Republicans in the General Assembly have introduced several bills addressing ethical loopholes, procedural fixes, or agency decision review. Here are five of these bills, and only one, the first one, is a good idea.

House Bill 341 would correctly address an obvious conflict of interest issue. The bill prohibits an appropriation for a grant-in-aid to a nongovernmental entity that employs a member of the Joint Finance Committee. You can’t sit on the JFC and grant yourself money. The bill also applies to the Bond Committee. You can’t sit as a member of the General Assembly on the Joint Committee on Capital Improvement (Bond Committee) and grant a nongovernmental entity that employs you money.

It’s just common sense. And the only reason Democrats in the House won’t bring it to the floor is because it may directly affect one of them or it will embarrass them. And if that is the case, then you are the reason this bill is needed.

HB341Prohibiting Self Interested Funding of Entities that employ members of the Joint CommitteesCurrrent Status – House Administration 3/12/24
House SponsorsShupe, YearickSenate SponsorsHocker, Lawson
House Yes VotesSenate Yes Votes
House No VotesSenate No Votes
House Absents or Not VotingSenate Absent or Not Voting

House Bill 20 would give House and Senate committees the ability to review state agency regulatory proposals with their scope of focus.
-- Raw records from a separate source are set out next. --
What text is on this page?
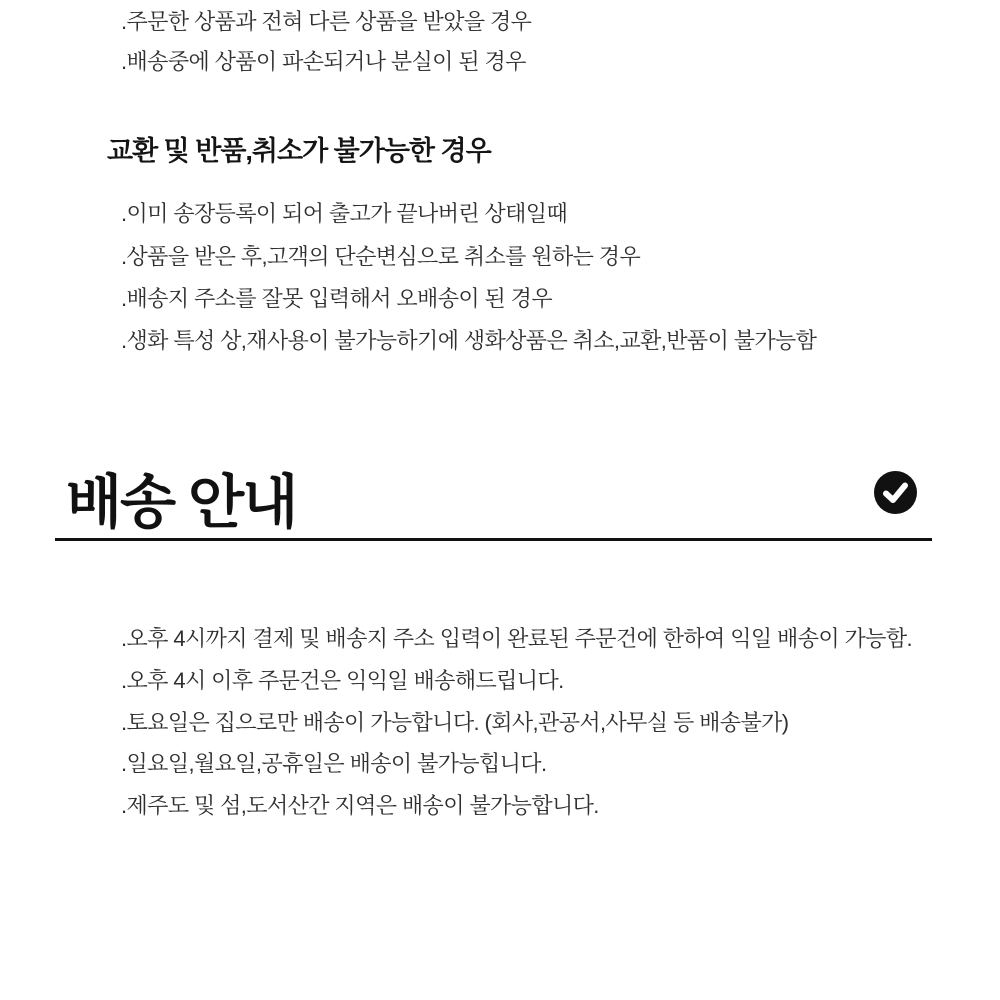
.주문한 상품과 전혀 다른 상품을 받았을 경우
.배송중에 상품이 파손되거나 분실이 된 경우
교환 및 반품,취소가 불가능한 경우
.이미 송장등록이 되어 출고가 끝나버린 상태일때
.상품을 받은 후,고객의 단순변심으로 취소를 원하는 경우
.배송지 주소를 잘못 입력해서 오배송이 된 경우
.생화 특성 상,재사용이 불가능하기에 생화상품은 취소,교환,반품이 불가능함
배송 안내
.오후 4시까지 결제 및 배송지 주소 입력이 완료된 주문건에 한하여 익일 배송이 가능함.
.오후 4시 이후 주문건은 익익일 배송해드립니다.
.토요일은 집으로만 배송이 가능합니다. (회사,관공서,사무실 등 배송불가)
.일요일,월요일,공휴일은 배송이 불가능힙니다.
.제주도 및 섬,도서산간 지역은 배송이 불가능합니다.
The bill specifically requires the following:

(1) Making clear that the Registrar of Regulations is required to provide notice of each regulation proposed by a state agency to each member of the appropriate standing committee of each House of the General Assembly and to provide any comments collected from members of the standing committee to the state agency.

(2) Making clear that the Chair of a standing committee may also schedule a committee meeting during the regular session of the General Assembly to consider a rule, regulation, or amendment to a rule or regulation that impacts or is within the subject-matter jurisdiction of the committee.

(3) Requiring the Chair of a standing committee to hold a committee meeting when a majority of the members of a standing committee of either House of the General Assembly believe in good faith that the rule, regulation, or amendment to a rule or regulation impacts or is within the subject-matter jurisdiction of the committee and the committee should meet to consider the rule, regulation, or amendment to a rule or regulation.

(4) Making clear that a standing committee or joint committee may draft legislation to propose action by the General Assembly related to recommendations made by the committee.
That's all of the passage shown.